Biden’s corporate tax plan gives CFOs earnings angst
Biden plans to hike corporate tax rate to 28% from 21%, a move many CEOs loathe
The upcoming first-quarter reporting season, which kicks off Wednesday with JPMorgan and Wells Fargo, may be the strongest in more than a decade, according to John Butters, senior earnings analyst at Factset. But instead of popping the champagne, chief financial officers are prepping to handle some tough questions on President Biden’s corporate tax plan.
Goldman Sachs, in a client survey, noted their investors want CFOs to discuss, among other things, "the potential negative EPS impact if the new tax reform proposal by the Biden administration is adopted," according to the team led by David Kostin, chief U.S. market strategist. If it sails through Congress, earnings growth in 2022 could dive to 5% from 12%, the firm forecasts.

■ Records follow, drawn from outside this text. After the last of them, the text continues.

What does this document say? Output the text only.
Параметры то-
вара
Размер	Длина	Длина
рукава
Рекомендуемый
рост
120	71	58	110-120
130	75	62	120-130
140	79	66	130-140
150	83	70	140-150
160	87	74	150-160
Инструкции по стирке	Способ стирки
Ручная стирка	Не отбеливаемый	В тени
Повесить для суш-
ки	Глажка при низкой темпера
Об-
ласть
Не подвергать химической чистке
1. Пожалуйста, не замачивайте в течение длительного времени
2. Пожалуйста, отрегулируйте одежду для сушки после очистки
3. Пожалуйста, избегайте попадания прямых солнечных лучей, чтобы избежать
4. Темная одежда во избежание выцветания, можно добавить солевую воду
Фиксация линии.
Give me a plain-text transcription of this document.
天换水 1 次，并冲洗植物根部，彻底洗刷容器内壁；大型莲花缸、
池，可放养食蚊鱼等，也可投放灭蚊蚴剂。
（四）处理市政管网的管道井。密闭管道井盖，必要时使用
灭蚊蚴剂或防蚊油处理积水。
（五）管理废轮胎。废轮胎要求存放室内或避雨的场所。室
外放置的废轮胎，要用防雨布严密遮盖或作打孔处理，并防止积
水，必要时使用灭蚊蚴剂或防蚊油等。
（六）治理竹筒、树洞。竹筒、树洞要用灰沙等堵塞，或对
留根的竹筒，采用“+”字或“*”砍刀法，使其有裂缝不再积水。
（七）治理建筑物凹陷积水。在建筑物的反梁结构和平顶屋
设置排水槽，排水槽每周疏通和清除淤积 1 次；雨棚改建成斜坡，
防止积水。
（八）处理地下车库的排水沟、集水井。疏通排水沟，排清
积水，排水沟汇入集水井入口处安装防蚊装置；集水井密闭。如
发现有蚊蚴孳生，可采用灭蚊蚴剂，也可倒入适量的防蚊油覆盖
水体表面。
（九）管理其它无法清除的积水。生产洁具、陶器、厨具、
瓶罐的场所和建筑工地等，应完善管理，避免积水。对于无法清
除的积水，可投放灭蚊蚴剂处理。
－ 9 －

"There is a tremendous amount of uncertainty for companies," Jon Traub, Deloitte’s Tax Policy leader, tells FOX Business as details around the plan remain uncertain along with its future in Congress. Even so, he notes, companies are still prepping for change. "CFOs are asking VPs of tax to model various scenarios," he explained while noting the impact won’t affect every company the same. "For some companies, it will be a bit of a hit, for others not as much."
BIDEN SPENDING SPREE TO UNLEASH INFLATION, BIG-MONEY MANAGERS WORRY
Biden’s plan, in its current form, would take the corporate tax rate to 28% from 21%, the level established in 2017 by then-President Trump when he slashed it from 35%.
Behind the scenes, many corporate chieftains are banging the drum against the hike.
BIDEN'S CORPORATE TAX PLAN TO HURT U.S. COMPETITIVENESS
"Seventy-five percent of CEOs said that an increased tax burden on U.S. companies would negatively affect their company’s investments in R&D and innovation, 71 percent said it would negatively affect their ability to hire, and nearly two-thirds said it would result in slower wage growth for U.S. workers," said Business Roundtable Tax and Fiscal Policy Committee Chair Gregory Hayes, chief executive officer of Raytheon Technologies, in a survey released Monday.
Along with the defense giant, the BRT counts Walmart, JPMorgan and Verizon among its many CEO members, with the group producing $20 trillion revenues and providing jobs to 20 million Americans.
Not everyone is opposed to a higher corporate tax rate. Amazon CEO Jeff Bezos last week said his company is "supportive in a rise in the corporate tax rate" as detailed in an open letter.
With the S&P 500 and Dow Jones Industrial Average hovering at records, it's unclear whether first-quarter earnings, even stellar results, will continue pushing equities higher if companies cannot provide clear specifics on the potential impact of a higher tax rate.